Breanna, of Gary, is a seventh-grader, and Seth, of Kouts, is a high school senior. They live on opposite sides of Northwest Indiana, and both are enrolled at Indiana Cyber Charter School.
Opened in 2012, Indiana Cyber Charter School is a statewide online learning program for students in kindergarten through grade 12. InCyber is authorized by Education One LLC, the charter school authorizing body of Trine University.
Don Williams, CEO of Indiana Cyber Charter School, said the program has approximately 220 students enrolled across the state, up from 84 students when it started.
Though it's an online school, Williams said the program communicates with students in a variety of ways, including telephone, email, text and video chat Skype sessions.
"It seems to work terrifically and conveniently for families," he said Friday. "They have a great deal of access to and attention from teachers and school administration."
Williams said from time to time, students realize another mode of education would be best for them, so they make a decision to withdraw.
"For the majority of our students — because we have taken the time to meet with every student prior to enrollment — it enables them to evaluate if this is the best school for them. And they are prepared for what is expected of them," he said.
Alice Anderson, dean of the College of Education at Purdue University Calumet in Hammond, said online education for students in kindergarten through 12th grade can be a good tool for students and families. Generally speaking, Anderson said it serves students who have individualized needs.

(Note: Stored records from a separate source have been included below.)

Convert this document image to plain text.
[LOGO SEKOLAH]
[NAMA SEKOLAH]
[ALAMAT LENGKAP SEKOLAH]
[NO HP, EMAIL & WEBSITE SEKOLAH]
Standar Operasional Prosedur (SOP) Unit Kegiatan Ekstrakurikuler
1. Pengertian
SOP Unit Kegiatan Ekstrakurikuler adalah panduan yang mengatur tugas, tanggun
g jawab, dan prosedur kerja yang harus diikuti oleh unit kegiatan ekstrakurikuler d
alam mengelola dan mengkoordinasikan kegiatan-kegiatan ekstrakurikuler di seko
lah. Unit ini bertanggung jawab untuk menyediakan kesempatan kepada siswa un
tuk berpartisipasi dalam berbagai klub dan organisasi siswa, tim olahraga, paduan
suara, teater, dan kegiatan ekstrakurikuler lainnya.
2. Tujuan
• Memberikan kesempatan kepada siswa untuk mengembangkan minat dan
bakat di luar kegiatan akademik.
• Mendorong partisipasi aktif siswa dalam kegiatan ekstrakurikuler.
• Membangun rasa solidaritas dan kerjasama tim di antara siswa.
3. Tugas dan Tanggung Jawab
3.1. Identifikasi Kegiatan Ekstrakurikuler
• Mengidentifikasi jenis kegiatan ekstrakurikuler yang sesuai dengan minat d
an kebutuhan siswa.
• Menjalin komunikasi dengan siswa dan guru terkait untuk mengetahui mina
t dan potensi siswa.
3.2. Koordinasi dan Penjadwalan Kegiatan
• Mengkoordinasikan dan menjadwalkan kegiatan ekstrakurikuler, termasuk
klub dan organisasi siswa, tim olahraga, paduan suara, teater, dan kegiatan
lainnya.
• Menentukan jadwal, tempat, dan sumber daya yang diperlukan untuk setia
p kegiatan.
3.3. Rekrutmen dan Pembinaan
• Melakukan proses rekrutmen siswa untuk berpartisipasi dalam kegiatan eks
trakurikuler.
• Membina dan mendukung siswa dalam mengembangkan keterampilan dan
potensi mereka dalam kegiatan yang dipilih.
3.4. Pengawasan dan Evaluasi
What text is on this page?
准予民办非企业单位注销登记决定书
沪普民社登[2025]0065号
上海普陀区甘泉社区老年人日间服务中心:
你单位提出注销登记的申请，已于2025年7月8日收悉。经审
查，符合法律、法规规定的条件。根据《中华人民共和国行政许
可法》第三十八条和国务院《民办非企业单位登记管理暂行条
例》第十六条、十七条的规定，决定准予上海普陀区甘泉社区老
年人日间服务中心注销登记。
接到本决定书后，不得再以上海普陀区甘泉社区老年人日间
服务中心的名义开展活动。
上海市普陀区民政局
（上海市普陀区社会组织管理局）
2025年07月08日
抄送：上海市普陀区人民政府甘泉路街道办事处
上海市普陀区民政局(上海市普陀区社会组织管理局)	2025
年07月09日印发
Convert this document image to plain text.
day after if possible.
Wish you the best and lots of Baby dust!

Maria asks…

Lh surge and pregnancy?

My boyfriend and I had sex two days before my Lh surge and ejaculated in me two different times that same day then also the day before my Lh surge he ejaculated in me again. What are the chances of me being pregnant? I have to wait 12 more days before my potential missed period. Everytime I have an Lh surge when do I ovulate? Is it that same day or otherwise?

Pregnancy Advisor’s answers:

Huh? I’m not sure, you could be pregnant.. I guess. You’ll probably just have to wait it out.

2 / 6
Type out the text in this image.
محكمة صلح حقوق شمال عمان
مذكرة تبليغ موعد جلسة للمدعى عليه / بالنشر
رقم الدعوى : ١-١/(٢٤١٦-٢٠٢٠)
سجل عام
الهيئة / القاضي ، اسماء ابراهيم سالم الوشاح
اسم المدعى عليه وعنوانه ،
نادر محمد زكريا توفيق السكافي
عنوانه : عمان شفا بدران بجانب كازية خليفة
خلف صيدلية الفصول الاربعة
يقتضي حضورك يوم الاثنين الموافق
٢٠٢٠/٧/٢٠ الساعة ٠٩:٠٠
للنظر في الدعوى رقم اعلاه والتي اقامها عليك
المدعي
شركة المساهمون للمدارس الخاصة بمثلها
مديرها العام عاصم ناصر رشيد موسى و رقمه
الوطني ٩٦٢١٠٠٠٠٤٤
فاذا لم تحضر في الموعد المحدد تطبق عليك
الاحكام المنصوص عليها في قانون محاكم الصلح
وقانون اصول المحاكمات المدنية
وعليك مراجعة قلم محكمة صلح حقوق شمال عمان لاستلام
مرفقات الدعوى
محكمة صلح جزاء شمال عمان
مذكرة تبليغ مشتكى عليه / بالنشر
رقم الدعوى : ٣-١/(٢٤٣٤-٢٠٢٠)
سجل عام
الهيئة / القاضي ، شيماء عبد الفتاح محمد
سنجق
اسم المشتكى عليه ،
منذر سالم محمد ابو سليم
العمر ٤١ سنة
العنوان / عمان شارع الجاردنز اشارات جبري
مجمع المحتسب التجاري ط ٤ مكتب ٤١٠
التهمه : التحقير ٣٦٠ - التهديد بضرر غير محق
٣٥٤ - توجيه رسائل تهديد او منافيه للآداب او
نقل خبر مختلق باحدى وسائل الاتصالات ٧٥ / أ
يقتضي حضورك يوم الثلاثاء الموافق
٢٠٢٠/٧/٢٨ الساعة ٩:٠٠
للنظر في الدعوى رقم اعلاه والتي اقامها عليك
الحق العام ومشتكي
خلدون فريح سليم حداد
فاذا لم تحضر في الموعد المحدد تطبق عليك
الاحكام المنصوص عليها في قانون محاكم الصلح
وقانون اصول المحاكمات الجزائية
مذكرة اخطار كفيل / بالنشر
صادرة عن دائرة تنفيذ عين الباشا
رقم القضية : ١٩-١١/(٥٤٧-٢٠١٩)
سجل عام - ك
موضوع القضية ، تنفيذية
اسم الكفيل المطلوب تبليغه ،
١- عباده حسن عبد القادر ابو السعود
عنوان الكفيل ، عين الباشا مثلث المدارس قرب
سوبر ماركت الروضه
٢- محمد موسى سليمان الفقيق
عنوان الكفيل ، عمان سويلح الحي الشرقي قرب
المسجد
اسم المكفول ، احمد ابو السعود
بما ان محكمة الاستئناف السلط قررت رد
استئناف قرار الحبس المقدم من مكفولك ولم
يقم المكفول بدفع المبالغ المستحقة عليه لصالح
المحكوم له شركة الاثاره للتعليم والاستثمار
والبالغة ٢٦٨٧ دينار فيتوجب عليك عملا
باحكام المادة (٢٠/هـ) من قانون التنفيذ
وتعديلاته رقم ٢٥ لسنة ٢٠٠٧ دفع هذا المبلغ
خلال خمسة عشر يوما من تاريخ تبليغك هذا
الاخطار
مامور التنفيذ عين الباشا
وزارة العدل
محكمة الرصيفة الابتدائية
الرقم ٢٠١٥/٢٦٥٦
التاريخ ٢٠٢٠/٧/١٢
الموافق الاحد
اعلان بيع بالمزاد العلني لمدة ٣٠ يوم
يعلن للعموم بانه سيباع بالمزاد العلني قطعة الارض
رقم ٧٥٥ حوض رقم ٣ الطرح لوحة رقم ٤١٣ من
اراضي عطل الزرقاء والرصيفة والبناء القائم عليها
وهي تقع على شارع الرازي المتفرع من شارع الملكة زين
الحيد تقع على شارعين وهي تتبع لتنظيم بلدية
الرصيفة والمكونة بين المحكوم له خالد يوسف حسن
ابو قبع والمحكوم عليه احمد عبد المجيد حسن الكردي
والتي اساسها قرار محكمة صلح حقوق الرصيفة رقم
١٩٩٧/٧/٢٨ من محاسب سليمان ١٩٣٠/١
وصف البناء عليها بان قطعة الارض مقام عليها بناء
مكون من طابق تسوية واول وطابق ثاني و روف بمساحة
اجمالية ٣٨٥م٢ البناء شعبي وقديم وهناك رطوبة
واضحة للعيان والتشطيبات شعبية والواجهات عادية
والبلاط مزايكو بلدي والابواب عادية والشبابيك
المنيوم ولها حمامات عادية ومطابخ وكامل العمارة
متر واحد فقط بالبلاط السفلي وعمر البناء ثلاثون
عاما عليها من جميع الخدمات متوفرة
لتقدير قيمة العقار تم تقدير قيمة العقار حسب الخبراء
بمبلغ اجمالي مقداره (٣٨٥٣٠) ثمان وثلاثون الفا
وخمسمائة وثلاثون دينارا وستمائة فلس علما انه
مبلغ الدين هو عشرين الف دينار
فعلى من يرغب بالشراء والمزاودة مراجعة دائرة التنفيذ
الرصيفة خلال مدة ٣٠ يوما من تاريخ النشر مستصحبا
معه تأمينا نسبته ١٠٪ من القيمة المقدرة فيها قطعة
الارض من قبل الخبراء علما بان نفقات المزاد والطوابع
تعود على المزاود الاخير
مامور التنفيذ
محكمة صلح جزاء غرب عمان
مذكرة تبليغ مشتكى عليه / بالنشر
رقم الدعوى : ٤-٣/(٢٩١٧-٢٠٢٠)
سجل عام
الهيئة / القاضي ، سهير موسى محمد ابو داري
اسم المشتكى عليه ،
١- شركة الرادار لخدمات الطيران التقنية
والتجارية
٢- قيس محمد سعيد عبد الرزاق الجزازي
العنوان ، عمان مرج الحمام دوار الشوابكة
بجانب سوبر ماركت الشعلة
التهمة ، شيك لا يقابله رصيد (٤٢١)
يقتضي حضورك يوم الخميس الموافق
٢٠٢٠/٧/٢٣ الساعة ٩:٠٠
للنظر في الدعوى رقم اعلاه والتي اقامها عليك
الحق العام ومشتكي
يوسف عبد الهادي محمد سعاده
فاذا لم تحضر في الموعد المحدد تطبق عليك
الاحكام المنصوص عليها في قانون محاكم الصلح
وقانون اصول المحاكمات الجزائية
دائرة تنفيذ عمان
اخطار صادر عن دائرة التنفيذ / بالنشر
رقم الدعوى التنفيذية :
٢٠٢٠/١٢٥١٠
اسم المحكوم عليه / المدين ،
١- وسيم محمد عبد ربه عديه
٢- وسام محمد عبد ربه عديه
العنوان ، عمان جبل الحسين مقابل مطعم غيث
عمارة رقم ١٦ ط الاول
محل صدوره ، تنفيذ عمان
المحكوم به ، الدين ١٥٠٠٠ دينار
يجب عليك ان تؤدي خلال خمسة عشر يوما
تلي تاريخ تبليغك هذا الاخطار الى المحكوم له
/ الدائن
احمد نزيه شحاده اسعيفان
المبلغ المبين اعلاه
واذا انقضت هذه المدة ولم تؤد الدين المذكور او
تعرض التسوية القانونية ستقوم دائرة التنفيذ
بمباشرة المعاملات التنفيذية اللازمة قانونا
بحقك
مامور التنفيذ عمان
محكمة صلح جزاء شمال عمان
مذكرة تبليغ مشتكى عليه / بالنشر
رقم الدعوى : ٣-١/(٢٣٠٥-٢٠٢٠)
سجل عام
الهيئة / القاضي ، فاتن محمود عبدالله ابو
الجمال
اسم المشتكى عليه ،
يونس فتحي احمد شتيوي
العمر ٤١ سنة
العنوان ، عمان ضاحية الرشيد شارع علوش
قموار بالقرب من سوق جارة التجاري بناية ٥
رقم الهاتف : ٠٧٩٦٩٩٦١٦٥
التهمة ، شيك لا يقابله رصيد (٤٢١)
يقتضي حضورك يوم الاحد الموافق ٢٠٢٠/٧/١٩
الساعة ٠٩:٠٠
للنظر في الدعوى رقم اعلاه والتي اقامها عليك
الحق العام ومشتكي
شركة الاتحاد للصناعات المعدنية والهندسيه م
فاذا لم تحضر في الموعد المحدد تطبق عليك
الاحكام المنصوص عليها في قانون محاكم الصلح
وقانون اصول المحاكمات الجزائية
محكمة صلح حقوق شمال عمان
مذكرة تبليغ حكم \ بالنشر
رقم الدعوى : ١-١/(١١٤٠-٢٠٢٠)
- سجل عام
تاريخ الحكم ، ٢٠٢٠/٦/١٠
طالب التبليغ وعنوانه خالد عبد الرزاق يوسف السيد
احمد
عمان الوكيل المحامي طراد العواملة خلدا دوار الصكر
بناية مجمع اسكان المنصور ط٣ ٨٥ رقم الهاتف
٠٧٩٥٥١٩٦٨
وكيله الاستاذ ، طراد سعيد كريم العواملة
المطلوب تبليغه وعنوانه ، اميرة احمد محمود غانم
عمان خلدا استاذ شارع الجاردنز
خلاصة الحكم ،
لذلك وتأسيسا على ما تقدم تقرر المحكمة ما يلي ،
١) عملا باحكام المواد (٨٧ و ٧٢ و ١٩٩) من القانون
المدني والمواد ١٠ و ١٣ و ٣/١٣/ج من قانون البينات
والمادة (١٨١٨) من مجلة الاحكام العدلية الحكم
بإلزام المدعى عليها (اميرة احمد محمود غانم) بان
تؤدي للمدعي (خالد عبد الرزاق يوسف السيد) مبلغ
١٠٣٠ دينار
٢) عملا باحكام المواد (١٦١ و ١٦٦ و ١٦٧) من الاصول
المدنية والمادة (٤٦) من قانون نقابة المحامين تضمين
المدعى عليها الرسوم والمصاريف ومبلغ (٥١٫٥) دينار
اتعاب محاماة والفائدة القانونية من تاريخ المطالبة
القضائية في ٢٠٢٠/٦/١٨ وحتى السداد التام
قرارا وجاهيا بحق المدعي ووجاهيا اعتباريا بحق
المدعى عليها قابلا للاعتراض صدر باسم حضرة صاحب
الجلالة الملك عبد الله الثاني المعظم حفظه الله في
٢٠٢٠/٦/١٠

"The thing to be concerned about is that the instruction must be engaging so students really learn and understand the information," Anderson said. "There are standards in place through which online education can be evaluated as to how engaging and how strong it is. Online education is no longer a situation where a student reads a lot of material and answers questions."
Anderson said it's essential to have a structured environment at home, ensuring students engage with an instructor on a regular basis.
Breanna Prater uses the family's dining room table as her classroom. Her school day runs from about 8 a.m. to 1 p.m. She was initially enrolled at Lake Ridge Middle School, but she said some "bullying" problems caused her to withdraw. She has two brothers who still attend the Lake Ridge Schools.
Breanna's mother, Michelle Prater, said she believes there are some really "fantastic" teachers at Lake Ridge but felt it wasn't the right environment for her daughter.
"I quit my job to make sure she does well," Prater said.
In addition to the school work, Prater said she takes her daughter on field trips and to social activities through their church. She said her daughter still sees her friends at high school football games.
Seth said he likes the ability to work at his own pace. He hangs out in the family room and sets his own hours. His mother, Staci Kociara, said the online program has helped her son to be more organized and less distracted.
"I can see exactly what he is doing," she said, adding a disadvantage is that he doesn't get to see his friends as much.
She also said Seth, who has attention deficit disorder, did not believe he could go to college until he enrolled in the online program. He's working part time now and plans to become a police officer.